At 19 he was dubbed “The Distinguished Comedian.” By 23 he had played at Buckingham Palace in London, appearing the same evening as Sarah Bernhardt. Fields was on the program with Charles Chaplin and Maurice Chevalier at the Folies-Bergeres. Fittingly, his first movie, at age 35, was “Pool Sharks” (1915).

Fields appeared in 37 movies, including “David Copperfield” (despite his adage “Never work with animals or children”) and “My Little Chickadee” (1940). Known for his poses as a caustic curmudgeon and imbiber, Fields actually had two sons (one outside marriage who was raised by foster parents) and did not appear in public inebriated.

In 1945, crippled by arthritis and weakened by cirrhosis of the liver, he moved out of his Bel Air home into Las Encinas Sanitarium, where he died on Christmas Day 1946 of a gastric hemorrhage at age 66. His son and estranged wife contested a clause in his will leaving part of his estate to establish a “W. C. Fields College for Orphan White Boys and Girls, where no religion of any sort is to be preached.” (Man on the Flying Trapeze: The Life and Times of W.C. Fields by Simon Louvish, 1997.)

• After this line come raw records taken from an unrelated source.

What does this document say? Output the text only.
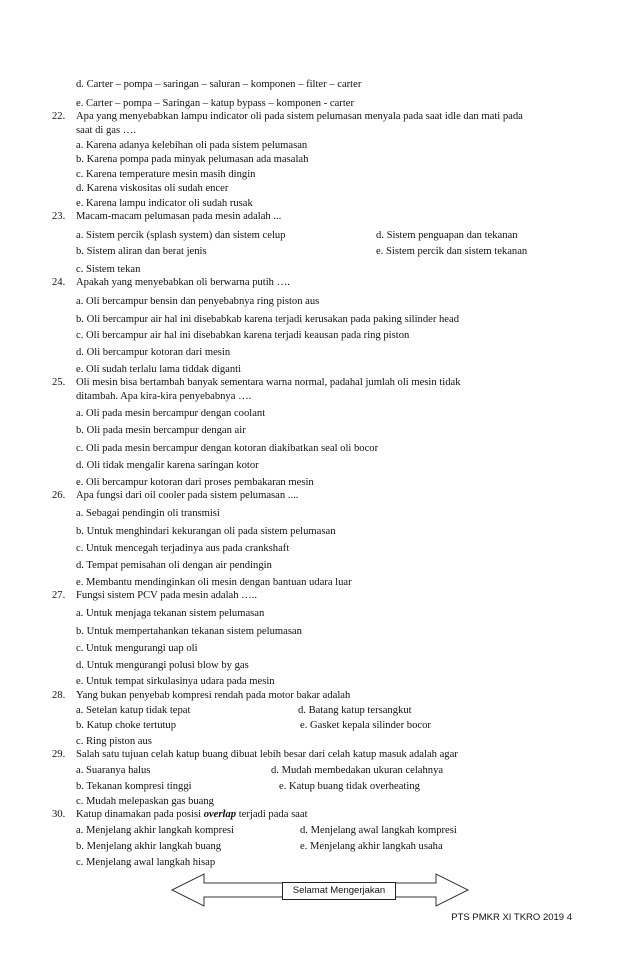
d. Carter – pompa – saringan – saluran – komponen – filter – carter
e. Carter – pompa – Saringan – katup bypass – komponen - carter
22.	Apa yang menyebabkan lampu indicator oli pada sistem pelumasan menyala pada saat idle dan mati pada
saat di gas ….
a. Karena adanya kelebihan oli pada sistem pelumasan
b. Karena pompa pada minyak pelumasan ada masalah
c. Karena temperature mesin masih dingin
d. Karena viskositas oli sudah encer
e. Karena lampu indicator oli sudah rusak
23.	Macam-macam pelumasan pada mesin adalah ...
a. Sistem percik (splash system) dan sistem celup	d. Sistem penguapan dan tekanan
b. Sistem aliran dan berat jenis	e. Sistem percik dan sistem tekanan
c. Sistem tekan
24.	Apakah yang menyebabkan oli berwarna putih ….
a. Oli bercampur bensin dan penyebabnya ring piston aus
b. Oli bercampur air hal ini disebabkab karena terjadi kerusakan pada paking silinder head
c. Oli bercampur air hal ini disebabkan karena terjadi keausan pada ring piston
d. Oli bercampur kotoran dari mesin
e. Oli sudah terlalu lama tiddak diganti
25.	Oli mesin bisa bertambah banyak sementara warna normal, padahal jumlah oli mesin tidak
ditambah. Apa kira-kira penyebabnya ….
a. Oli pada mesin bercampur dengan coolant
b. Oli pada mesin bercampur dengan air
c. Oli pada mesin bercampur dengan kotoran diakibatkan seal oli bocor
d. Oli tidak mengalir karena saringan kotor
e. Oli bercampur kotoran dari proses pembakaran mesin
26.	Apa fungsi dari oil cooler pada sistem pelumasan ....
a. Sebagai pendingin oli transmisi
b. Untuk menghindari kekurangan oli pada sistem pelumasan
c. Untuk mencegah terjadinya aus pada crankshaft
d. Tempat pemisahan oli dengan air pendingin
e. Membantu mendinginkan oli mesin dengan bantuan udara luar
27.	Fungsi sistem PCV pada mesin adalah …..
a. Untuk menjaga tekanan sistem pelumasan
b. Untuk mempertahankan tekanan sistem pelumasan
c. Untuk mengurangi uap oli
d. Untuk mengurangi polusi blow by gas
e. Untuk tempat sirkulasinya udara pada mesin
28.	Yang bukan penyebab kompresi rendah pada motor bakar adalah
a. Setelan katup tidak tepat	d. Batang katup tersangkut
b. Katup choke tertutup	e. Gasket kepala silinder bocor
c. Ring piston aus
29.	Salah satu tujuan celah katup buang dibuat lebih besar dari celah katup masuk adalah agar
a. Suaranya halus	d. Mudah membedakan ukuran celahnya
b. Tekanan kompresi tinggi	e. Katup buang tidak overheating
c. Mudah melepaskan gas buang
30.	Katup dinamakan pada posisi overlap terjadi pada saat
a. Menjelang akhir langkah kompresi	d. Menjelang awal langkah kompresi
b. Menjelang akhir langkah buang	e. Menjelang akhir langkah usaha
c. Menjelang awal langkah hisap
Selamat Mengerjakan
PTS PMKR XI TKRO 2019 4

Actor Edgar Bergen, speaking at Fields’ memorial service in Forest Lawn, said: “Of the five hundred religions in the world he had his own, and he hoped his friends would understand his requests. It seems wrong not to pray for a man who gave such happiness to the world. But this is the way he wanted it.” (D. 1946)

PHOTO: Fields as Micawber in the 1935 film “David Copperfield.”